Two more rakuls came up over the rocky ridge, both bigger than the one they stared at. The biggest called sharply. The one close to them turned and jumped away, its thick tail thumping with every leap.
Charlie closed his eyes and took a deep breath, then opened them and double-checked. Nothing. “It's fine, Jean Paul,” he whispered. “It's all fine. It's gone. They're gone. There were three of them.” He turned and did a three-sixty visual scan of the area. “The tongats are gone, too.”
Jean Paul's relieved laugh on the other end broke the spell. “Wouldn't you be gone if you could run fast enough to outpace a rakul?”
“Even the one the boy shot got away.”
“They're lucky beasties,” Jean Paul said.
“The tongats? You bet. I'm bringing the kids in.”
It took thirty minutes to bundle the body and the two living kids into the skimmer. “I don't have helmets that fit you,” he told them. “You'll have to close your eyes when we go fast.”
“Okay.”
Even though they weren't moving fast yet, Sam had his eyes closed when he said, “The rakuls might be big enough.”
“Big enough for what?” Charlie asked him as he stepped on the gas a little, sending the skimmer lurching lightly forward.
“Big enough to stop the ice pirates.”
Charlie blinked. “Probably not.

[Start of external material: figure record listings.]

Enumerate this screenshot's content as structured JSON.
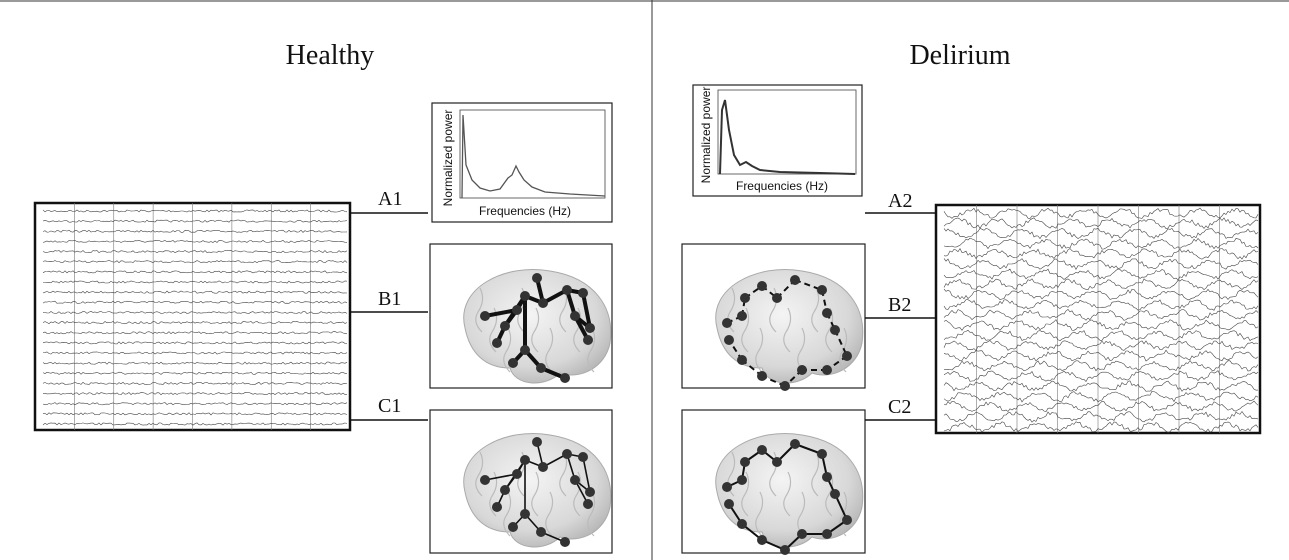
{
  "panels": [
    {
      "title": "Healthy",
      "labels": [
        "A1",
        "B1",
        "C1"
      ],
      "spectrum": {
        "ylabel": "Normalized power",
        "xlabel": "Frequencies (Hz)"
      }
    },
    {
      "title": "Delirium",
      "labels": [
        "A2",
        "B2",
        "C2"
      ],
      "spectrum": {
        "ylabel": "Normalized power",
        "xlabel": "Frequencies (Hz)"
      }
    }
  ]
}
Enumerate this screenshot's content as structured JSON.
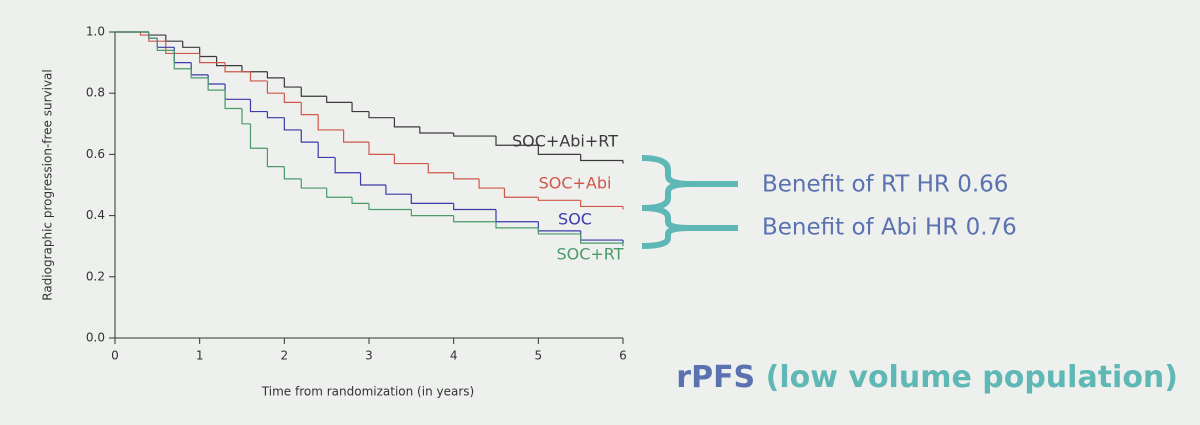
{
  "chart_data": {
    "type": "step",
    "x_label": "Time from randomization (in years)",
    "y_label": "Radiographic progression-free survival",
    "xlim": [
      0,
      6
    ],
    "xticks": [
      0,
      1,
      2,
      3,
      4,
      5,
      6
    ],
    "ylim": [
      0,
      1
    ],
    "yticks": [
      {
        "value": 0,
        "label": "0.0"
      },
      0.2,
      0.4,
      0.6,
      0.8,
      {
        "value": 1,
        "label": "1.0"
      }
    ],
    "series": [
      {
        "name": "SOC+Abi+RT",
        "color": "#3a3a3a",
        "x": [
          0,
          0.4,
          0.6,
          0.8,
          1.0,
          1.2,
          1.5,
          1.8,
          2.0,
          2.2,
          2.5,
          2.8,
          3.0,
          3.3,
          3.6,
          4.0,
          4.5,
          5.0,
          5.5,
          6.0
        ],
        "values": [
          1.0,
          0.99,
          0.97,
          0.95,
          0.92,
          0.89,
          0.87,
          0.85,
          0.82,
          0.79,
          0.77,
          0.74,
          0.72,
          0.69,
          0.67,
          0.66,
          0.63,
          0.6,
          0.58,
          0.57
        ]
      },
      {
        "name": "SOC+Abi",
        "color": "#d0574a",
        "x": [
          0,
          0.3,
          0.4,
          0.6,
          1.0,
          1.3,
          1.6,
          1.8,
          2.0,
          2.2,
          2.4,
          2.7,
          3.0,
          3.3,
          3.7,
          4.0,
          4.3,
          4.6,
          5.0,
          5.5,
          6.0
        ],
        "values": [
          1.0,
          0.99,
          0.97,
          0.93,
          0.9,
          0.87,
          0.84,
          0.8,
          0.77,
          0.73,
          0.68,
          0.64,
          0.6,
          0.57,
          0.54,
          0.52,
          0.49,
          0.46,
          0.45,
          0.43,
          0.42
        ]
      },
      {
        "name": "SOC",
        "color": "#3a3aa8",
        "x": [
          0,
          0.4,
          0.5,
          0.7,
          0.9,
          1.1,
          1.3,
          1.6,
          1.8,
          2.0,
          2.2,
          2.4,
          2.6,
          2.9,
          3.2,
          3.5,
          4.0,
          4.5,
          5.0,
          5.5,
          6.0
        ],
        "values": [
          1.0,
          0.98,
          0.95,
          0.9,
          0.86,
          0.83,
          0.78,
          0.74,
          0.72,
          0.68,
          0.64,
          0.59,
          0.54,
          0.5,
          0.47,
          0.44,
          0.42,
          0.38,
          0.35,
          0.32,
          0.31
        ]
      },
      {
        "name": "SOC+RT",
        "color": "#4a9a6a",
        "x": [
          0,
          0.4,
          0.5,
          0.7,
          0.9,
          1.1,
          1.3,
          1.5,
          1.6,
          1.8,
          2.0,
          2.2,
          2.5,
          2.8,
          3.0,
          3.5,
          4.0,
          4.5,
          5.0,
          5.5,
          6.0
        ],
        "values": [
          1.0,
          0.98,
          0.94,
          0.88,
          0.85,
          0.81,
          0.75,
          0.7,
          0.62,
          0.56,
          0.52,
          0.49,
          0.46,
          0.44,
          0.42,
          0.4,
          0.38,
          0.36,
          0.34,
          0.31,
          0.3
        ]
      }
    ],
    "annotations": [
      "Benefit of RT HR 0.66",
      "Benefit of Abi HR 0.76"
    ],
    "footnote": [
      {
        "text": "rPFS",
        "color": "#5a72b0"
      },
      {
        "text": "(low volume population)",
        "color": "#5fb8b5"
      }
    ]
  }
}
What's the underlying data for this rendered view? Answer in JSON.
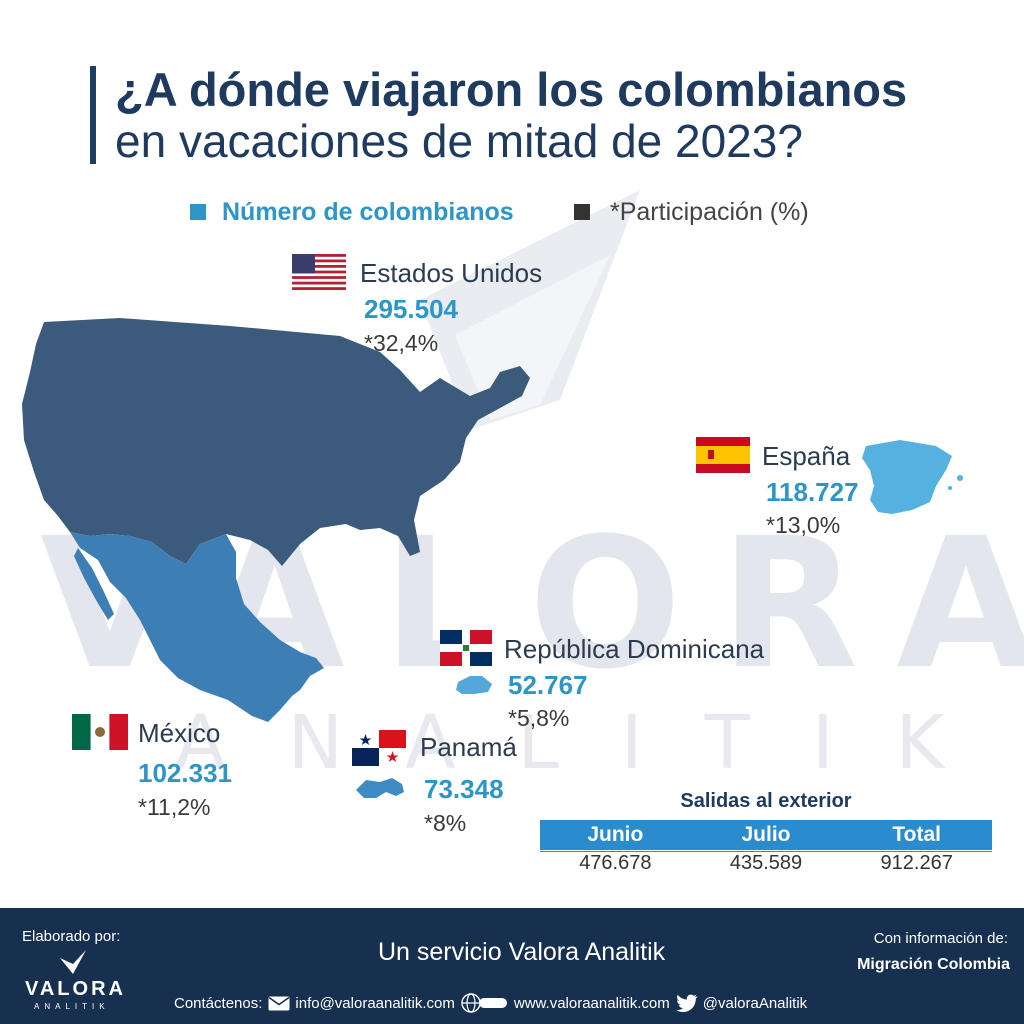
{
  "watermark": {
    "word": "VALORA",
    "sub": "ANALITIK"
  },
  "title": {
    "line1": "¿A dónde viajaron los colombianos",
    "line2": "en vacaciones de mitad de 2023?"
  },
  "legend": {
    "items": [
      {
        "label": "Número de colombianos",
        "color": "#2e95c7"
      },
      {
        "label": "*Participación (%)",
        "color": "#333333"
      }
    ]
  },
  "countries": [
    {
      "name": "Estados Unidos",
      "value": "295.504",
      "share": "*32,4%",
      "flag": "usa-flag-icon",
      "map_color": "#3b5a7c"
    },
    {
      "name": "España",
      "value": "118.727",
      "share": "*13,0%",
      "flag": "spain-flag-icon",
      "map_color": "#55b1e0"
    },
    {
      "name": "República Dominicana",
      "value": "52.767",
      "share": "*5,8%",
      "flag": "dominican-flag-icon",
      "map_color": "#55a7da"
    },
    {
      "name": "México",
      "value": "102.331",
      "share": "*11,2%",
      "flag": "mexico-flag-icon",
      "map_color": "#3d7fb5"
    },
    {
      "name": "Panamá",
      "value": "73.348",
      "share": "*8%",
      "flag": "panama-flag-icon",
      "map_color": "#3f8bc4"
    }
  ],
  "salidas": {
    "title": "Salidas al exterior",
    "headers": [
      "Junio",
      "Julio",
      "Total"
    ],
    "values": [
      "476.678",
      "435.589",
      "912.267"
    ]
  },
  "footer": {
    "elaborado": "Elaborado por:",
    "logo_word": "VALORA",
    "logo_sub": "ANALITIK",
    "servicio": "Un servicio Valora Analitik",
    "con_info": "Con información de:",
    "fuente": "Migración Colombia",
    "contact_label": "Contáctenos:",
    "email": "info@valoraanalitik.com",
    "web": "www.valoraanalitik.com",
    "twitter": "@valoraAnalitik"
  }
}
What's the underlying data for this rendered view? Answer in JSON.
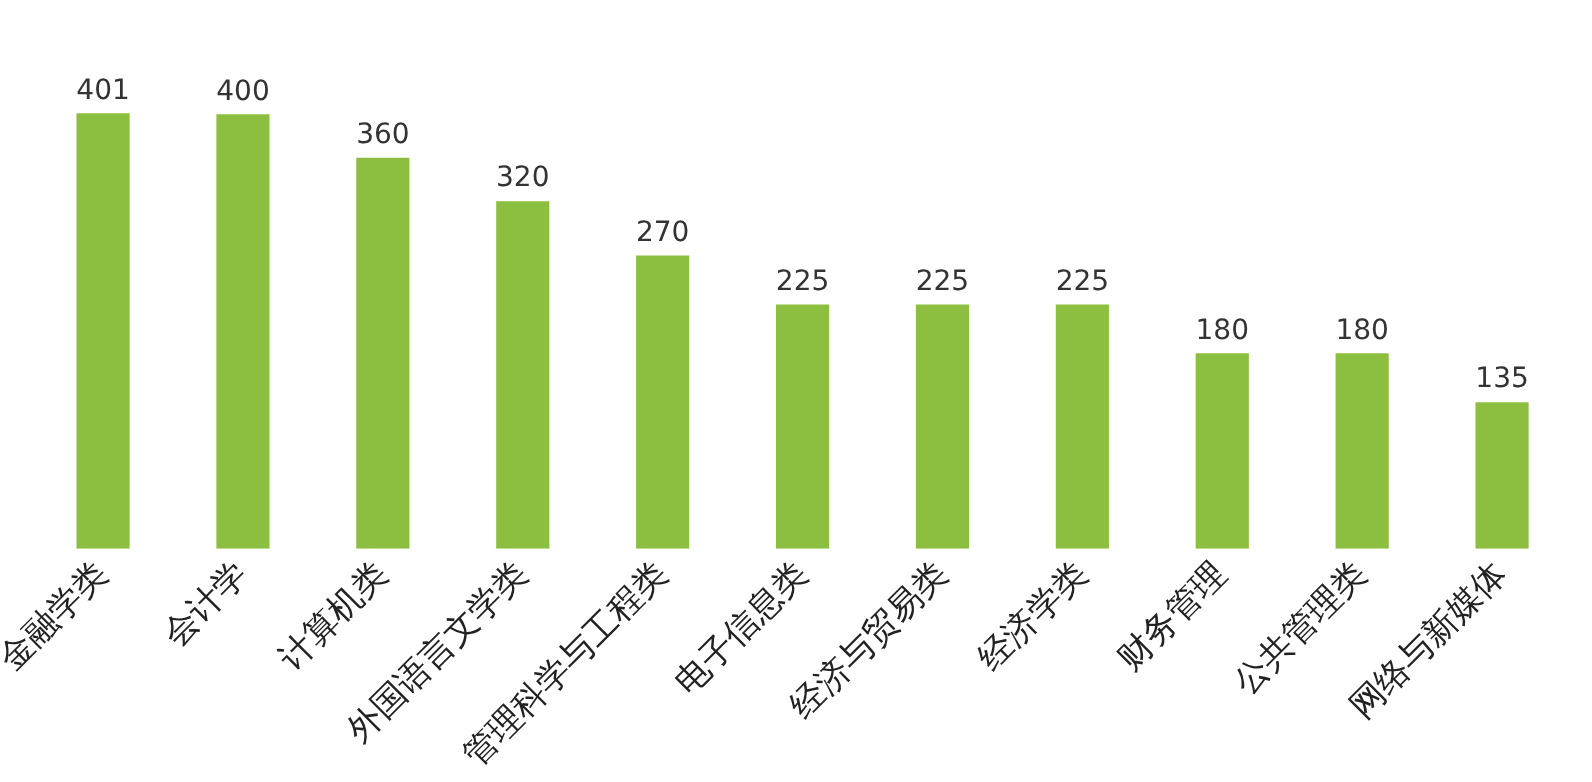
{
  "chart_data": {
    "type": "bar",
    "categories": [
      "金融学类",
      "会计学",
      "计算机类",
      "外国语言文学类",
      "管理科学与工程类",
      "电子信息类",
      "经济与贸易类",
      "经济学类",
      "财务管理",
      "公共管理类",
      "网络与新媒体"
    ],
    "values": [
      401,
      400,
      360,
      320,
      270,
      225,
      225,
      225,
      180,
      180,
      135
    ],
    "color": "#8cbf3f",
    "data_labels": true,
    "grid": false,
    "legend": false,
    "tick_labels": "x"
  }
}
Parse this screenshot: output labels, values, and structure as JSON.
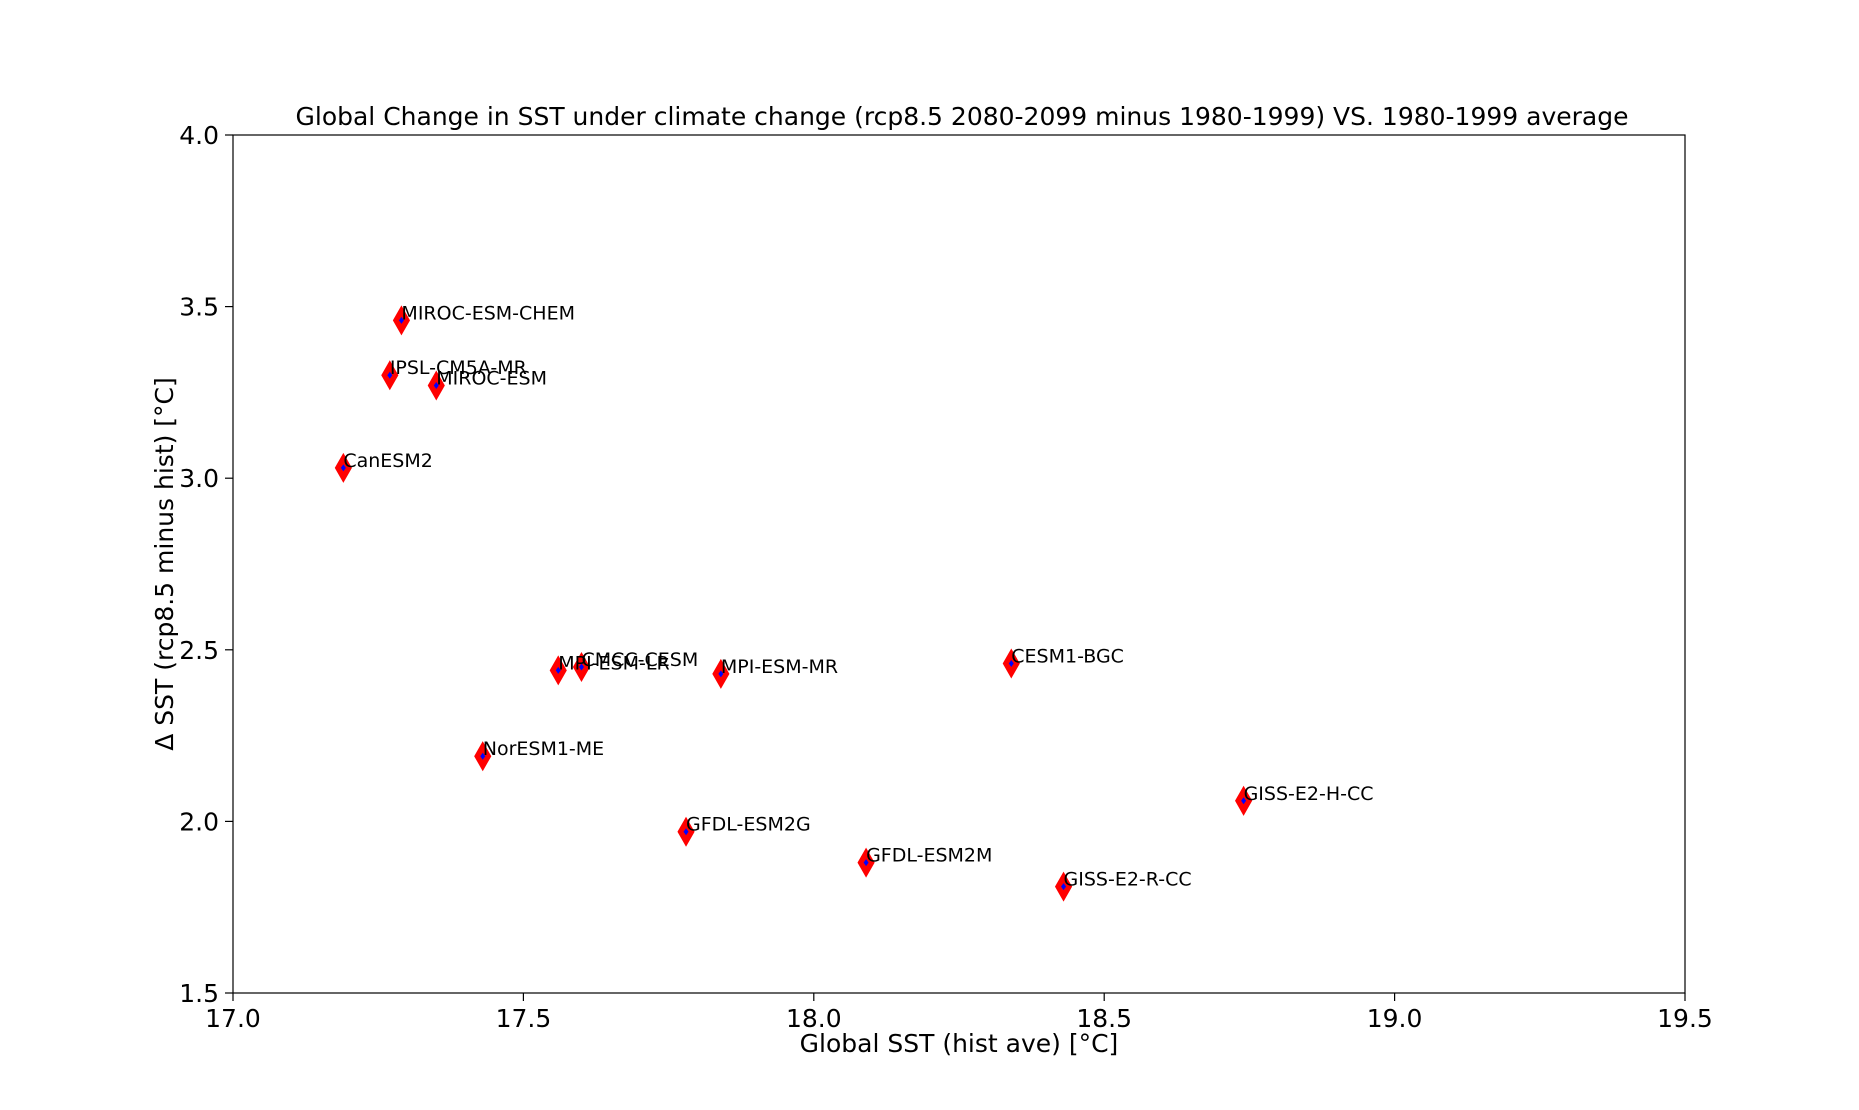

Hard for flesh to stand up to machines. But the ice pirates can't get here. We're way inside the Ring.”
“Pirates have been coming inside the Ring. More than usual.”
Charlie stiffened. “Who told you that?”
“My dad.”
“Was he trying to scare you?”
Sam was quiet for a long time. Eventually he said, “No. I think he was scared.”
CHAPTER TWO
NONA
The room reeked of antiseptic and medication, the sharp scents fighting the thick flowery smell of lilies. It was enough to
make
someone sick. Nona coughed. The miasma of smells clotting her throat felt like death. Death was closeâvery close. Her mother Marcelle's skin had gone the white of the nurse's uniforms, so thin that spidery veins latticed her cheeks and ran in red threads along the pale line of her neck. Her body had thinned too; she could be a child huddled under the soft blue throw.